Bets roubam fatia do consumo, e shoppings investem em lazer e serviços

Recentemente, a popularização dos sites de apostas, as chamadas bets, trouxe um impacto significativo no comércio brasileiro, especialmente no setor de shoppings. Glauco Humai, presidente da Associação Brasileira de Shopping Centers (Abrasce), observa que essas plataformas estão desviando recursos do consumo em lojas físicas. Com um movimento anual de cerca de R$ 30 bilhões, muitos consumidores estão priorizando as apostas, o que os coloca em uma posição financeira mais delicada.

A concorrência também se intensifica com o crescimento do comércio eletrônico, que oferece entregas mais rápidas e abrangentes, afastando ainda mais os consumidores das visitas aos shoppings. A ideia de sair de casa para comprar algo, que antes era comum, agora é superada pela comodidade das compras online.

Em resposta a esses desafios, os shoppings estão se reinventando. Eles não se limitam apenas a vender produtos; agora agregam opções de lazer, alimentação e serviços. Academias, clínicas e centros de estética estão se tornando parte da experiência do consumidor, atraindo um público que busca mais do que apenas compras. Como resultado, o tempo médio de permanência nos shoppings aumentou para 80 minutos, um índice recorde que demonstra essa nova tendência.

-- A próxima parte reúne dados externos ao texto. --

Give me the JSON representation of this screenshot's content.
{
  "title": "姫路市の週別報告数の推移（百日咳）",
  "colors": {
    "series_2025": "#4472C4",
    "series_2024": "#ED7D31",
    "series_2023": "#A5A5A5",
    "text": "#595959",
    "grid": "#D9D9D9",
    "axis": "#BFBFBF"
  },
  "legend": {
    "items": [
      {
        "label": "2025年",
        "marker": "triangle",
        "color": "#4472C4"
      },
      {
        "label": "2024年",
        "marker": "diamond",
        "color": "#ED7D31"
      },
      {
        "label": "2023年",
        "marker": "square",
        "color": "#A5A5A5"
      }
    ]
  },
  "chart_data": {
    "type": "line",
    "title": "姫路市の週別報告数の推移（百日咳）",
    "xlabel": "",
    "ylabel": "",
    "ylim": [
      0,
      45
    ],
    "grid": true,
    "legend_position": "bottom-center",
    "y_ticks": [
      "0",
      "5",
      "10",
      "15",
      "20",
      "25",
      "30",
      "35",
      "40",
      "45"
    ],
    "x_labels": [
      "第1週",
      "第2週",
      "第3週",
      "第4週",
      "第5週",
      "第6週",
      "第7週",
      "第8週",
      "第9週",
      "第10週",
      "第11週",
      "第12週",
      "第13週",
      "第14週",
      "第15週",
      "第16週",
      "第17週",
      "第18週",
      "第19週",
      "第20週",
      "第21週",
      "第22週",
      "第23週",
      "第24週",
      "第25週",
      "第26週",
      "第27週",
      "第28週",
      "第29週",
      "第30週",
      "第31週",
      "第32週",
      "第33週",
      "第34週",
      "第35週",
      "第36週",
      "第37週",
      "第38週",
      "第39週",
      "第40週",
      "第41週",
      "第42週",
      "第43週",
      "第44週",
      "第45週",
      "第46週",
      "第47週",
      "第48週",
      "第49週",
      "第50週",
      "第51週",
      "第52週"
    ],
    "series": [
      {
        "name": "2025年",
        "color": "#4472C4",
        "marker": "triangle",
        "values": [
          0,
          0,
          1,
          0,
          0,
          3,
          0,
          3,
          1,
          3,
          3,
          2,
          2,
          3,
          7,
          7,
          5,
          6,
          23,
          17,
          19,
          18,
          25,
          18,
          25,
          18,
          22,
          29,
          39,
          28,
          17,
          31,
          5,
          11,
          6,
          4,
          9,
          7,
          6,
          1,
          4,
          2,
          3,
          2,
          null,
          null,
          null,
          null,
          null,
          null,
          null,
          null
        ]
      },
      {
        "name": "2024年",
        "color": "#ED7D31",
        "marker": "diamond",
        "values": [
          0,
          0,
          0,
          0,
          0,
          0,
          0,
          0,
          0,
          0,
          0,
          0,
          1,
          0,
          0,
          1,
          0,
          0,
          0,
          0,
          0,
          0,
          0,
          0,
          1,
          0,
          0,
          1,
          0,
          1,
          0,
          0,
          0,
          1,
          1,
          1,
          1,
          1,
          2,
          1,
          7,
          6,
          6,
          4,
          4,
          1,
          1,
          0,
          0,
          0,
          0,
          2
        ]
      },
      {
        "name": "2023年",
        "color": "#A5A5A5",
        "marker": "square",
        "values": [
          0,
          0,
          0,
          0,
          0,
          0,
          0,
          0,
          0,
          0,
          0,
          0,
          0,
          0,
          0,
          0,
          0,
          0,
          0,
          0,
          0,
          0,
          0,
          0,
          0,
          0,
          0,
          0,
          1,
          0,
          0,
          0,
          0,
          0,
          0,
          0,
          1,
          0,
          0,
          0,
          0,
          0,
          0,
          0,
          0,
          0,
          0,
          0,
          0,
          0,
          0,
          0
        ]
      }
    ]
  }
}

Além disso, o crescimento de 1,2% nas vendas em 2025 em comparação com o ano anterior é um sinal otimista em um cenário desafiador. Embora o presidente da Abrasce tenha mencionado que as condições financeiras dificultaram um crescimento mais robusto, fatores como o aumento do emprego e da massa salarial têm contribuído para aliviar o impacto do cenário econômico.

Observando o futuro, o detentor da Abrasce aponta que os 81 shoppings inaugurados desde 2020 ainda estão em um processo de amadurecimento, o que pode estar contribuindo para resultados abaixo do potencial. No entanto, a expectativa é de que, com o tempo, esses novos empreendimentos se posicionem de forma mais forte no mercado.

Para os motoristas, esse cenário apresenta tanto desafios quanto oportunidades. A necessidade de se deslocar para experiências que vão além das compras tradicionais pode gerar um aumento no tráfego em áreas comerciais. Por outro lado, a proximidade de serviços variados pode levar a um planejamento de mobilidade mais eficaz, incentivando deslocamentos que incluem diversas atividades em um único passeio. A reestruturação dos shoppings e a integração de serviços podem melhorar a experiência do consumidor, tornando as saídas mais atrativas e minimizando a dependência de plataformas online.